How to Breathe in a Lost Vat
Shown at: ‘Setouchi Triennial’, Hakkōza- Fermentation Hall, Kasaya House, Hiketa Area, Setouchi, Japan (2025)
200 year old saké brewery, architectural landscape, video projections, drawings, old vats, LED lighting sequencing, Paper prints
How to Breathe in a Lost Vat is an immersive art work located in a former saké brewery (Kasaya House) transformed into a public and performance space in the port town of Hiketa, by the inland Seto Sea (in Kagawa prefecture, on Shikoku island, south-eastern Japan). The work unfolds inside a former saké brewery, transforming Kasaya House into a site where time, matter and memory ferment together. The work reflects on fermentation as both process and metaphor. It thinks through how a substance becomes a spirit, time thickens into intoxication, and the way transformation occurs slowly, in the absence of breath.
It is an invitation to enjoy and reflect on the activity of fermentation that transforms a substance into a spirit, altering our senses and our sense of satisfaction.
Fermentation is the metabolic process by which organic molecules are broken down into substances like alcohols, acids and gases. This happens in the absence of oxygen, over time, and is triggered by the presence of a catalyst – usually a fungus or bacteria that acts upon the organic compounds by inducing chemical reactions. In the Sake brewing process this ‘agent’, a fungus, is called ‘koji’.
How to Breathe in a Lost Vat takes its form through circular image-works and circular video-projections that map on to the space, along side image-craters and vats embedded into a new raised floor-platform in Kasaya House.
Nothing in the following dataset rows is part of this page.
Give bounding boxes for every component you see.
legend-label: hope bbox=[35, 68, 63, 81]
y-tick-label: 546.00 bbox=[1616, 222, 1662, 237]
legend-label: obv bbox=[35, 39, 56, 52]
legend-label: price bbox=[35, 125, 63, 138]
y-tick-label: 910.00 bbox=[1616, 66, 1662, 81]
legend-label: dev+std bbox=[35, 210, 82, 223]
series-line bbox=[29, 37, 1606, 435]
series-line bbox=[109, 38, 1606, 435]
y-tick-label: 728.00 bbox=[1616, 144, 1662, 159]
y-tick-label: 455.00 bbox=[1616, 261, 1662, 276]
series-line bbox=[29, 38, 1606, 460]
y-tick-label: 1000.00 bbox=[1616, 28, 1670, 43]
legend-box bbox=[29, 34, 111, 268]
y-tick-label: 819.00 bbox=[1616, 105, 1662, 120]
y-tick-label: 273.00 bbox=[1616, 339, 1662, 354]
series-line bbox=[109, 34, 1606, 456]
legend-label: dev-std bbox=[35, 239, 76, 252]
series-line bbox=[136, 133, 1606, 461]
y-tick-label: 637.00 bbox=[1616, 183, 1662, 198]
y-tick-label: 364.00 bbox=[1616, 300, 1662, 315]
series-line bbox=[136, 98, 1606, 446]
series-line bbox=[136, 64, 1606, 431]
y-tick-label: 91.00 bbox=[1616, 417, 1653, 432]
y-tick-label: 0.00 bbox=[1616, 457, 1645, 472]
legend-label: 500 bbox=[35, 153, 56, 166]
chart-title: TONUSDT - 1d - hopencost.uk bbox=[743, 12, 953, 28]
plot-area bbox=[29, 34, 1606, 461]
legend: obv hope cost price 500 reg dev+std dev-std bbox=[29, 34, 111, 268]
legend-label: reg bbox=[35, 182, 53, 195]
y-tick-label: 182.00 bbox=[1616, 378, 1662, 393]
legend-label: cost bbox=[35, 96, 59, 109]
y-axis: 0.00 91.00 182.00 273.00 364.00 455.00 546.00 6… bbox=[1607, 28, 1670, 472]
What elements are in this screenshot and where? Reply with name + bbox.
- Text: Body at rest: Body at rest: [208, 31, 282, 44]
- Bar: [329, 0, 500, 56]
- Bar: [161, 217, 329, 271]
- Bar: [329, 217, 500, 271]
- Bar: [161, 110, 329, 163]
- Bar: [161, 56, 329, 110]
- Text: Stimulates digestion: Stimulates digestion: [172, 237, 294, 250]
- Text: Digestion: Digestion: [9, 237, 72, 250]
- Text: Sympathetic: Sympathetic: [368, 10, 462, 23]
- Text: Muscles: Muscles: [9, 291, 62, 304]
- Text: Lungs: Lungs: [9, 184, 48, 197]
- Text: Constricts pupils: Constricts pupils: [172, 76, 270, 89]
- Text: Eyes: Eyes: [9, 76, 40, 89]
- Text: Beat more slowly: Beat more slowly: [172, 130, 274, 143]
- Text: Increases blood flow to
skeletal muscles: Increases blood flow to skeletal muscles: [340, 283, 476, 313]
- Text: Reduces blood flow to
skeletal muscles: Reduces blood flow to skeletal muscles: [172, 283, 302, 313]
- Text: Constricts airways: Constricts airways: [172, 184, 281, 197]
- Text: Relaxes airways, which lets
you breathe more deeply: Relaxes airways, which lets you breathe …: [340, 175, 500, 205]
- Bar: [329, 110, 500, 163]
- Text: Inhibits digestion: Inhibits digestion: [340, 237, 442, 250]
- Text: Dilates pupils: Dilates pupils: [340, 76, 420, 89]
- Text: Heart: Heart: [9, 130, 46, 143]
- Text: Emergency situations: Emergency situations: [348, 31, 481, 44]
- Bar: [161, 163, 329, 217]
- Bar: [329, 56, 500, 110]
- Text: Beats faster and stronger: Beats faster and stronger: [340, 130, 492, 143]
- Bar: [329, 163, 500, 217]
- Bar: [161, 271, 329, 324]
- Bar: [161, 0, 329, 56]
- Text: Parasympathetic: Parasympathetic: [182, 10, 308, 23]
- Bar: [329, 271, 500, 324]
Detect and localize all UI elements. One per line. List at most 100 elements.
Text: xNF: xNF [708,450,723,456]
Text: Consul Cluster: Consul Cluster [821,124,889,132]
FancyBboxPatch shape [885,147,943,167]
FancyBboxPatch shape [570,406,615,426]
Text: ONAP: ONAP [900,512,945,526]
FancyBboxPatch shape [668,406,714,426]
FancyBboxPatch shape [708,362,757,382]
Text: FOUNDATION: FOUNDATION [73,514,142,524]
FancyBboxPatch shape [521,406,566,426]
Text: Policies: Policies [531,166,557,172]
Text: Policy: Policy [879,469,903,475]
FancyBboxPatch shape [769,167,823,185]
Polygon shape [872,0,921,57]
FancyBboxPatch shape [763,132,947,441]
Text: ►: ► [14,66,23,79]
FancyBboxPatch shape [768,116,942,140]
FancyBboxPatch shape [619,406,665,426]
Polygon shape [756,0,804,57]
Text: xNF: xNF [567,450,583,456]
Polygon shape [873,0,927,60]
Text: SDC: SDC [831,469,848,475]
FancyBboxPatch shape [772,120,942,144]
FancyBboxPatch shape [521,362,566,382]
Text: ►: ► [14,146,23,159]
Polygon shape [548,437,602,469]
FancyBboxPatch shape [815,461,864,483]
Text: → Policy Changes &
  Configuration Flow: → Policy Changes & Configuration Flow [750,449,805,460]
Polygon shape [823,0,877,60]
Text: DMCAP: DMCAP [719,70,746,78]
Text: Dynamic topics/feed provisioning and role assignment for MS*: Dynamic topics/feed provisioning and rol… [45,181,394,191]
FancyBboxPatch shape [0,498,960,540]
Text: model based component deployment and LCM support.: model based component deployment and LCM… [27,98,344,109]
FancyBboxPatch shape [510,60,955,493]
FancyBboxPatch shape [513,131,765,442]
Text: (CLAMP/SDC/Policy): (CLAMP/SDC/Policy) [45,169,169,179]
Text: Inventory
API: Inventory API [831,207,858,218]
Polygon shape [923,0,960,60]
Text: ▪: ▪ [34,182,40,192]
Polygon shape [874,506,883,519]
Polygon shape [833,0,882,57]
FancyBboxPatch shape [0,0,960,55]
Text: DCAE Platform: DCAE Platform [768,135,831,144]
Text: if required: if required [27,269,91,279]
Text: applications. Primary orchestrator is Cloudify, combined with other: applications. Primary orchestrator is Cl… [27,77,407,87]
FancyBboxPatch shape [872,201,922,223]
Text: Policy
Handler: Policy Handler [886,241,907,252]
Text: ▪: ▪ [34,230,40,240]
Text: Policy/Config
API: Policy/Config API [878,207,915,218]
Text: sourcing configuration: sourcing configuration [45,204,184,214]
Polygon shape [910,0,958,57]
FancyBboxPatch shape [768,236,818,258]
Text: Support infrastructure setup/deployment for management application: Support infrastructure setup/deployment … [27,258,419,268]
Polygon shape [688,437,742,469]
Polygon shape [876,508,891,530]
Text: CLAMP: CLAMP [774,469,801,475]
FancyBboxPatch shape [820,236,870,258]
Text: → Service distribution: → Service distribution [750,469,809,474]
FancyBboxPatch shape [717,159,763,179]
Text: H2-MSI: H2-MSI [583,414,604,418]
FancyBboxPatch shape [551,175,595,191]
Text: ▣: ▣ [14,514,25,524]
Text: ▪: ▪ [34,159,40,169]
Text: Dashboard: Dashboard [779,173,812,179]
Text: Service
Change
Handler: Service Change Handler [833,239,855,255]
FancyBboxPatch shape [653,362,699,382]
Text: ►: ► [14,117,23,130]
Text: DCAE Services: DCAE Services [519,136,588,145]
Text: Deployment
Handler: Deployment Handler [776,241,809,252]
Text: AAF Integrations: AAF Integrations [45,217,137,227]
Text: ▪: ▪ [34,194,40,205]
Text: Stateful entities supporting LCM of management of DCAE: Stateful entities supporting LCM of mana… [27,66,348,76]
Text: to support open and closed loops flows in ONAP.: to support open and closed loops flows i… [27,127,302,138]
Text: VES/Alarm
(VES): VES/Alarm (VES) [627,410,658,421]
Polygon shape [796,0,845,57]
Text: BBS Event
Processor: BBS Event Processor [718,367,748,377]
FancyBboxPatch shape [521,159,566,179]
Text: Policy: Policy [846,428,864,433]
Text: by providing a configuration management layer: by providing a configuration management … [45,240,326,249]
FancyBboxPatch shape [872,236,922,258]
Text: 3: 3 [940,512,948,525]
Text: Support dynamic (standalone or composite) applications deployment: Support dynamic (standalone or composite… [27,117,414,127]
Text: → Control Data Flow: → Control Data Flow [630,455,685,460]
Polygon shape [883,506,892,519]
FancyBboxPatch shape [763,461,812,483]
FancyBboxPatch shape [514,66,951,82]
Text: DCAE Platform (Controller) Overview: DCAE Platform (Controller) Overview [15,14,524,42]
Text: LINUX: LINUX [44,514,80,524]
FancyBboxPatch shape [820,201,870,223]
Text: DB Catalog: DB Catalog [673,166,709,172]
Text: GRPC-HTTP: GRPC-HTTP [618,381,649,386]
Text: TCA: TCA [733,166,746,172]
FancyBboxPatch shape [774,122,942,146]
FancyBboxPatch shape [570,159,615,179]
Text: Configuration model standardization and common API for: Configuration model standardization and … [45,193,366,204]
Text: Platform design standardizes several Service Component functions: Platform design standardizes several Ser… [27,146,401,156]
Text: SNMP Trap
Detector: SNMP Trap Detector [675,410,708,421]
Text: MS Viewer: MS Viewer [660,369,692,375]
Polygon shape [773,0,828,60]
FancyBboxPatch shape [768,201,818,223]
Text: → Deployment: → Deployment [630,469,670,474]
On the wall, circular spoke drawings transpose the form of a 24-hour clock on to the circle of a vat, the vessel for fermentation. Time stirs, brews, and ferments, the videos flickering alongside embedded cavities as well as embedded vats evoke the way in which koji animates organic mash, turning it slowly into saké.
Kasaya House becomes a living vat; no longer brewing liquid, but distilling atmosphere, memory, and the intoxication of time.